The DNSChanger malware altered the DNS settings of an infected machine to call DNS servers controlled by the botnet’s operators, allowing the attackers to serve fraudulent ads.

The DNSChanger Working Group’s latest count looks at unique IPs rather than end users and is slightly higher than ACMA’s estimate, with Australian unique IP “infections” at just above 8,500. The working group also counted 19,500 infections for Britain, and the US with over 69,500.

One problem with using the term “infection”, however, is that even users who have removed the malware could still be affected by the July 9 switch off.

The key issue is whether, after removing DNSChanger, the user restored their DNS settings to the state before the infection.
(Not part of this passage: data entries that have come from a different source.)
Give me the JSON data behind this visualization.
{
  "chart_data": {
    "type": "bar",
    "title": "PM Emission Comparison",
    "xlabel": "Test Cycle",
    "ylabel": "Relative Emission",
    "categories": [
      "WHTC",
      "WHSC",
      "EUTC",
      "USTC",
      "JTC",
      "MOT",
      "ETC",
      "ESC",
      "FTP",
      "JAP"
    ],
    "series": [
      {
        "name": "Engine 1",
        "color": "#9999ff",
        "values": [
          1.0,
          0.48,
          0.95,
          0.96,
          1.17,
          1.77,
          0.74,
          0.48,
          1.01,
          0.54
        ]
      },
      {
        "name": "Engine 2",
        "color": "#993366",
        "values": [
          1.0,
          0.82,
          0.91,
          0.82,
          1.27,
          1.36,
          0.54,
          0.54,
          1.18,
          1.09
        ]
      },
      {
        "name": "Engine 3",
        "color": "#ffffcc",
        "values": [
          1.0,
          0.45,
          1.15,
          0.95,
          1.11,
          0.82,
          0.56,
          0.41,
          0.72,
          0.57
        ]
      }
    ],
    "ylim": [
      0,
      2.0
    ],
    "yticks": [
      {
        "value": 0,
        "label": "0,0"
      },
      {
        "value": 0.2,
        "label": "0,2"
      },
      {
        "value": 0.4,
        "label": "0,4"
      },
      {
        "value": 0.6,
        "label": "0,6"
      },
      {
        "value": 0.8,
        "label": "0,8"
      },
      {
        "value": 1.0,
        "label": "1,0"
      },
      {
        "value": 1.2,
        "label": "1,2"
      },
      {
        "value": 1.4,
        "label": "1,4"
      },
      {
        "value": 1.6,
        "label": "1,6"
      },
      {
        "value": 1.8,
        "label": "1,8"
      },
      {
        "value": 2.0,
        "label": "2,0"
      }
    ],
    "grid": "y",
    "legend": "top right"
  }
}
If they did not, it’s like the ISC-supported connection will be disrupted.

Cameron Camp, a researcher for security firm [[xref: http://blog.eset.com/2012/05/31/dnschanger-%E2%80%98temporary%E2%80%99-dns-servers-going-dark-soon-how-to-check-your-computer |ESET|]], provides instructions on how to check and restore Windows 7 DNS server settings here, suggesting it should be set to “Obtain DNS server address automatically” rather than “preferred” or “alternate” DNS server addresses.

If the DNS server is set to a range of addresses that falls within those currently under the ISC’s control, the user is likely to face the connectivity woes the ACMA warned about.

Another possibility is that a victim’s router has been compromised, which will spell trouble for all devices that connect to the Internet through that router.

Efforts to alert potential victims of the DNSChanger malware have ramped up in recent weeks with Google and Facebook issue warnings to their users when a computer appears to be infected.

The latest figures by the ACMA suggest that public awareness campaigns have had some effect as the deadline nears.

In March the figure for Australian unique IPs still reaching out to the ISC controlled DNS servers was closer to 10,000, down from about 14,000 a month earlier.